CHAPTER TWENTY-THREE
Clair Stirs a Brainstorm
For all his admiration for the field biologists he'd worked with over the years, secretly Clay harbored one tiny bit of ego-preserving superiority over them: At the end of the day, they were going to have only nicked the surface of the knowledge they were trying to attain, but if Clay got the pictures, he went home a satisfied man. Even around Nathan Quinn he'd exercised an attitude of rascally smugness, teasing about his friend's ongoing frustration. For Clay it was get the pictures and what's for dinner? Until now. Now he had his own mysteries to contend with, and he couldn't help but think that the powers of irony were flexing their muscles to get back at him for his having lived carefree for so long.

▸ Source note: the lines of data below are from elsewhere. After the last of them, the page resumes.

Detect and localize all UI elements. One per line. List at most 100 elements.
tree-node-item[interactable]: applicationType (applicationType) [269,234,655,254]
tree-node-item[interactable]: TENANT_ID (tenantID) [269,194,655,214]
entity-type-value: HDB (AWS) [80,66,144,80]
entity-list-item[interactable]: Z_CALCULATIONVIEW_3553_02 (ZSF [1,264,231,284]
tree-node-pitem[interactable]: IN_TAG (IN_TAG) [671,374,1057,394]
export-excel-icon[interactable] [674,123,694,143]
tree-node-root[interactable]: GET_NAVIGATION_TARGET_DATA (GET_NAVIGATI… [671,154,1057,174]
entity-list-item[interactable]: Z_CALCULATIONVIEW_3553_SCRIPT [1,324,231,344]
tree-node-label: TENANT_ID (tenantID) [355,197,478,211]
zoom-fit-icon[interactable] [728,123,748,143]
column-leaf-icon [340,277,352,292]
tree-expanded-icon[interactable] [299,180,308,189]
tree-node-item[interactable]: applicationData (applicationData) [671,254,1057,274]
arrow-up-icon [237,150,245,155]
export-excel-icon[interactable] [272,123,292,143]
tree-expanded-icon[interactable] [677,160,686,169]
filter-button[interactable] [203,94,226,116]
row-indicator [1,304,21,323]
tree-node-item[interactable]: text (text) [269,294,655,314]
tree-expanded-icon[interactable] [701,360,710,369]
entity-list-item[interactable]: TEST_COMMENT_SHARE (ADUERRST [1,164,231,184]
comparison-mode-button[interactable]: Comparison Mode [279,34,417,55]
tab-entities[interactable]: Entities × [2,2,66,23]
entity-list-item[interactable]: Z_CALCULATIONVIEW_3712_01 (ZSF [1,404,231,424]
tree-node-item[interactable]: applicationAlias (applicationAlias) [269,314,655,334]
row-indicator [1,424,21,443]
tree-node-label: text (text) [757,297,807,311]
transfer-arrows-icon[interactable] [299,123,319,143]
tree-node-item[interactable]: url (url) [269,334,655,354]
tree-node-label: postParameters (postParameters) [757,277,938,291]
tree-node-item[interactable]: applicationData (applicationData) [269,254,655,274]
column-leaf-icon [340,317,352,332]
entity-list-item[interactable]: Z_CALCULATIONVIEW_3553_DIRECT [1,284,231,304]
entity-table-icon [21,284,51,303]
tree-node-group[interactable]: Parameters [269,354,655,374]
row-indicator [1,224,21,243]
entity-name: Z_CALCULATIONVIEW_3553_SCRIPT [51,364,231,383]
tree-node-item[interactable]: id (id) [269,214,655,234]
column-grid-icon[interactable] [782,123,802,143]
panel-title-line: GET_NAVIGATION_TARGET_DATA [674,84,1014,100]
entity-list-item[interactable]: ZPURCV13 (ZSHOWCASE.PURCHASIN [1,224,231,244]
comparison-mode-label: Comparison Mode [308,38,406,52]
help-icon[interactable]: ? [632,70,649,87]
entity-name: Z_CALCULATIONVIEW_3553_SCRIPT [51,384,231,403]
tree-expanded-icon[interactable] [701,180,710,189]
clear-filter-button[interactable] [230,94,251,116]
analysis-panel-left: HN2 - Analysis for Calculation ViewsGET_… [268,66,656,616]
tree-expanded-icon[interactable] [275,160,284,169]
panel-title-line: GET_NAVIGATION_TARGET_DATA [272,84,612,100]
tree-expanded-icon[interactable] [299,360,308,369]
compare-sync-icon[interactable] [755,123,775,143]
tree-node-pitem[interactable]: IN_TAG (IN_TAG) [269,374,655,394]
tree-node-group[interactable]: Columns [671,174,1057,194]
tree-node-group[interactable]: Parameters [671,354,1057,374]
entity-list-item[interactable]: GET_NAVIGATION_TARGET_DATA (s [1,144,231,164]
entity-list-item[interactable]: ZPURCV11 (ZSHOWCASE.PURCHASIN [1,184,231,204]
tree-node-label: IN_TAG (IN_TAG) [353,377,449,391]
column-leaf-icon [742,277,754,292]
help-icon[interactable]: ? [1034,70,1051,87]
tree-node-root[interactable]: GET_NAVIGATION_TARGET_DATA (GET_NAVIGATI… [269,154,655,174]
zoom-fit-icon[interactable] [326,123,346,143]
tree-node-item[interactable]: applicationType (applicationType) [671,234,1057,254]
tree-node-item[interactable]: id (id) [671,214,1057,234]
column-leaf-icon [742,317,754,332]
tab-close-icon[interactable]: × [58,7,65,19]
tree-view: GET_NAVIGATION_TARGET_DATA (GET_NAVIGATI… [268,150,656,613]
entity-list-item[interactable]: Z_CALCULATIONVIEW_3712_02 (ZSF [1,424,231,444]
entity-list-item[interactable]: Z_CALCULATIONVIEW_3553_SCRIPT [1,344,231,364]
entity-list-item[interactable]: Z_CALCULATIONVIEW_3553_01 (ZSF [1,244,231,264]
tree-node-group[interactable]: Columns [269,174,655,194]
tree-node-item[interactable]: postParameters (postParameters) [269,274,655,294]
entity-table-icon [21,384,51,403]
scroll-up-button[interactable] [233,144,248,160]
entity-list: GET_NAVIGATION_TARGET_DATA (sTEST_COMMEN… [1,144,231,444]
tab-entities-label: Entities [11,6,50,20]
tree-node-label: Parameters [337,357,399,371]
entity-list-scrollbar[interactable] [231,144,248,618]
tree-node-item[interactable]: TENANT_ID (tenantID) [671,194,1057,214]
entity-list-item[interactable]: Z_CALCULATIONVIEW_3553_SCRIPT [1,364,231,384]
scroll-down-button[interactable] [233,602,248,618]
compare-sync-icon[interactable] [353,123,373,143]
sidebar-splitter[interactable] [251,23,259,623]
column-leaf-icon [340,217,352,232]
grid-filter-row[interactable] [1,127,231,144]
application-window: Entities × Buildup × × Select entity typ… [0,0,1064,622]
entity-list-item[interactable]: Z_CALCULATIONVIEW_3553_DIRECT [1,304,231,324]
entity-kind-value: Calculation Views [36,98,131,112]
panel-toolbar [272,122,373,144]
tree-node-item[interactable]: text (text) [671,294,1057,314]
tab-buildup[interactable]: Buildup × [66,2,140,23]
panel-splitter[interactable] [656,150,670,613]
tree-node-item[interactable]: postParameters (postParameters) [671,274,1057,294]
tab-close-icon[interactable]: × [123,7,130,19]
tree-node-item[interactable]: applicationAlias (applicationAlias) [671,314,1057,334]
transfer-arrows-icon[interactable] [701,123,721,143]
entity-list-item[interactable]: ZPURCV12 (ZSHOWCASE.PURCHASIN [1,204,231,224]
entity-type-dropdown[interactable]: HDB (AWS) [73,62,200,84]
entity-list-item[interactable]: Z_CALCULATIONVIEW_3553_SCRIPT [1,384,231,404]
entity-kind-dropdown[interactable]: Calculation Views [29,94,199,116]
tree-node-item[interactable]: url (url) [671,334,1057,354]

Kona, on the other hand, had long paid homage to his fear of irony by, like many surfers, never eating shark meat. "I don't eat them, they don't eat me. That's just how it work." But now he, too, was feeling the sawtoothed edge of irony's bite, for, having spent most of his time from the age of thirteen knocking the edge off his mental acuity by the concerted application of the most epic smokage that Jah could provide (thanks be unto Him), he was now being called upon to think and remember with a sharpness that was clearly painful.